En deuxième lieu, les démocrates russes des années 1990 ne se sont pas montrés si démocrates. Après avoir remporté des élections libres à l’époque soviétique, ils ont fait tout ce qui était possible pour consolider leur pouvoir. Les évènements de 1993 et les élections de 1996 ont constitué les moments critiques de cette consolidation. En 1993, les démocrates ont déclenché une guerre civile locale (en attaquant le parlement élu, dit « Soviet suprême », NDT) et ont lancé des réformes irréversibles des services de sécurité (…).
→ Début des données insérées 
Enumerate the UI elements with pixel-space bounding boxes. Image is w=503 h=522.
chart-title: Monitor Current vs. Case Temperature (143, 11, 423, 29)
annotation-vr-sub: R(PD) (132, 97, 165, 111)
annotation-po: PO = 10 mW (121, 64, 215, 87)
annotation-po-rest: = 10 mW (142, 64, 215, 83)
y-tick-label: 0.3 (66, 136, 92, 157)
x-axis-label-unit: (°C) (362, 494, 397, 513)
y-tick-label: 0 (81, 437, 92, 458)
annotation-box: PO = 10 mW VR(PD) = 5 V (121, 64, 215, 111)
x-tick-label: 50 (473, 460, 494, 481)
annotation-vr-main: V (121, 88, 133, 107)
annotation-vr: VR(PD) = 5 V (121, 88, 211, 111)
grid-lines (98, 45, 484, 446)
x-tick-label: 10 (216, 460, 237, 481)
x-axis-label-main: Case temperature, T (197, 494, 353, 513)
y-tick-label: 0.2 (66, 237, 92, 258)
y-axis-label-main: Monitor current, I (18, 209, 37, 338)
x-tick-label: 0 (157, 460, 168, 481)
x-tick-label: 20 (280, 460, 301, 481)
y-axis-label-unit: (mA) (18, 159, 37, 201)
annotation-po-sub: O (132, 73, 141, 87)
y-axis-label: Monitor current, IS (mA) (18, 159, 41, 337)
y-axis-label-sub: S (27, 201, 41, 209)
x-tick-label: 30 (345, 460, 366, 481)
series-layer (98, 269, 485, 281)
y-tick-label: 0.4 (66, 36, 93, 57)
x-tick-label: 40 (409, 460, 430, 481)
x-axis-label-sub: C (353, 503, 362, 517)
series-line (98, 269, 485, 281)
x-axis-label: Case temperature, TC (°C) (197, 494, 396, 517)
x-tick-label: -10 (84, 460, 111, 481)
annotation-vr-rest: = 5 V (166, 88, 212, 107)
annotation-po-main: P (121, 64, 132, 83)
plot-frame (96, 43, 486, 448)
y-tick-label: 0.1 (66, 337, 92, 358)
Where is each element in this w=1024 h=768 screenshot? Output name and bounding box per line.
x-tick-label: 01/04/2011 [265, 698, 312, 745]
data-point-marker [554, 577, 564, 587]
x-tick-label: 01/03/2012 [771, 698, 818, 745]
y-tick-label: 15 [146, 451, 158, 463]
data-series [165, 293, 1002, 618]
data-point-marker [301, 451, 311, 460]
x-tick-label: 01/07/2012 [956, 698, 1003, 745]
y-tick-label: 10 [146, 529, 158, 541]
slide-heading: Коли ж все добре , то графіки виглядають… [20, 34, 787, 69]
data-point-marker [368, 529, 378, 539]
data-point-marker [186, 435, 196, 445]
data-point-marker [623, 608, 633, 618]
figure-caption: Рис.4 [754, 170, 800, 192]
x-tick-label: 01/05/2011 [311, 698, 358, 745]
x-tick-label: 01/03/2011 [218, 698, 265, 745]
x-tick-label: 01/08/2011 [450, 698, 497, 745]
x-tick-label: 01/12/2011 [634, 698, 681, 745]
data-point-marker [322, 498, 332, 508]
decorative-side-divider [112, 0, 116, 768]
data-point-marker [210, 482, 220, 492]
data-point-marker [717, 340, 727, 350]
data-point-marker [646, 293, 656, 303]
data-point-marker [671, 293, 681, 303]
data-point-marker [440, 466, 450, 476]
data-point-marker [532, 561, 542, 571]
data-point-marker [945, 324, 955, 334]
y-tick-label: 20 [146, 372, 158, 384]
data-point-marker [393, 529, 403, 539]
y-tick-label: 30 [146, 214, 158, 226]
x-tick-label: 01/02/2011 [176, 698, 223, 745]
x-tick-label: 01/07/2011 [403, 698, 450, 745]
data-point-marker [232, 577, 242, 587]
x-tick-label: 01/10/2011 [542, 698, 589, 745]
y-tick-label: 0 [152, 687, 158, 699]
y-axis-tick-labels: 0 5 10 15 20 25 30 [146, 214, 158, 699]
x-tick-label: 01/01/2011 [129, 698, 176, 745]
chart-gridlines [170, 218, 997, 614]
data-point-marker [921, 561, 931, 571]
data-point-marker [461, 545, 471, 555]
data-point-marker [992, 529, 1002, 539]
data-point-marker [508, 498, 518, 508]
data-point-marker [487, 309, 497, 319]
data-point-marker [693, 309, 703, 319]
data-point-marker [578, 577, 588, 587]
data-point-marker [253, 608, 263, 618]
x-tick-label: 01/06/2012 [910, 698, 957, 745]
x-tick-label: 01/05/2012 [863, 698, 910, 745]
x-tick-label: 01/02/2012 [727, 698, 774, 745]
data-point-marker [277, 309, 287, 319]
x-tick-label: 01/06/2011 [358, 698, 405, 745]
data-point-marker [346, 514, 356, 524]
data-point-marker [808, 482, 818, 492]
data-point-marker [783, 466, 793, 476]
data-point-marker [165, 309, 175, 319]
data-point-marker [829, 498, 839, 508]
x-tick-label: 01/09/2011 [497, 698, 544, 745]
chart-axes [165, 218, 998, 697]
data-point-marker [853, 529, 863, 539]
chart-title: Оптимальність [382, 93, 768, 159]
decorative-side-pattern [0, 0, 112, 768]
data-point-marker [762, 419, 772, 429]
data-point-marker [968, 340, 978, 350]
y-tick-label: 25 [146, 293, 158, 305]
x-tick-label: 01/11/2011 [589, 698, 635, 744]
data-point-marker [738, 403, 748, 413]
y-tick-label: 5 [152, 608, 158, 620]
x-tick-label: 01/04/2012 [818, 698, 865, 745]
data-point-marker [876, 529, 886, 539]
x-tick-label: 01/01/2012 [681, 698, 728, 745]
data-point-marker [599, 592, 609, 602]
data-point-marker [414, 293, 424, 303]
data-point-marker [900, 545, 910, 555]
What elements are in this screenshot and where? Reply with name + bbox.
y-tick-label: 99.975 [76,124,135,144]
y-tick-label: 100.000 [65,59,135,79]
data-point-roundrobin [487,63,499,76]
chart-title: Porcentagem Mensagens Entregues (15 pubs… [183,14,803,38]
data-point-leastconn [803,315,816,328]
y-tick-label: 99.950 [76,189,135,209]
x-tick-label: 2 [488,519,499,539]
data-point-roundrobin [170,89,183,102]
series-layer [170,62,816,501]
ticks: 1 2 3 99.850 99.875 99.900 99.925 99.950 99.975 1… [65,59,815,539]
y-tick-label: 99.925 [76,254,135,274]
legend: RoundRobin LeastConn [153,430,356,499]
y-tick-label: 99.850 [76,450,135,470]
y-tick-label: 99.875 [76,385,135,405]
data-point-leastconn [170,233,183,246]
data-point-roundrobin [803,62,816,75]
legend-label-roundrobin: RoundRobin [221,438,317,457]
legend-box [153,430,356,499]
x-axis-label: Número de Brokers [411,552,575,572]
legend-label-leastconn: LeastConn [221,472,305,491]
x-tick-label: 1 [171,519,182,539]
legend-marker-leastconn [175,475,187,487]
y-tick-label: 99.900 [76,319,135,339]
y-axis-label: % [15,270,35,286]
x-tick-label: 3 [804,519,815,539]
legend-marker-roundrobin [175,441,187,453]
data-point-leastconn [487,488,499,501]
Lors des élections présidentielles de 1996 seules l’unité totale des élites politiques et financières et les intrigues de palais — sur fond d’annonces de paix en Tchétchénie et d’union avec la Biélorussie — ont permis la victoire de Boris Eltsine au second tour. Les années 1993–1996 ont marqué l’achèvement de la perversion de la démocratie. D’une part, l’adoption de la constitution « super-présidentielle » a donné au chef de l’État des pouvoirs d’exception. L’indépendance des procureurs et de la cour constitutionnelle a été liquidée. Une oligarchie bureaucratico-financière unifiée s’est constituée, travaillant à la conservation des autorités existantes. D’autre part, sur le plan de la rhétorique idéologique, la liberté comme valeur a été remplacée par « l’absence d’alternatives » (dont l’équivalent actuel est la « stabilité »), l’affirmation de la souveraineté, la puissance de l’État, la recherche d’une « idée nationale. » La Russie a cessé de se considérer comme une nation tournée vers l’avenir, et a commencé à restaurer les symboles de l’Empire tsariste (la Cathédrale du Christ Saint-Sauveur, l’enterrement des restes de la famille impériale), et a même remboursé une partie des dettes du gouvernement tsariste. À partir de là, l’apologie du soviétisme par Vladimir Poutine était simple : aucun idéal n’était recherché dans l’avenir.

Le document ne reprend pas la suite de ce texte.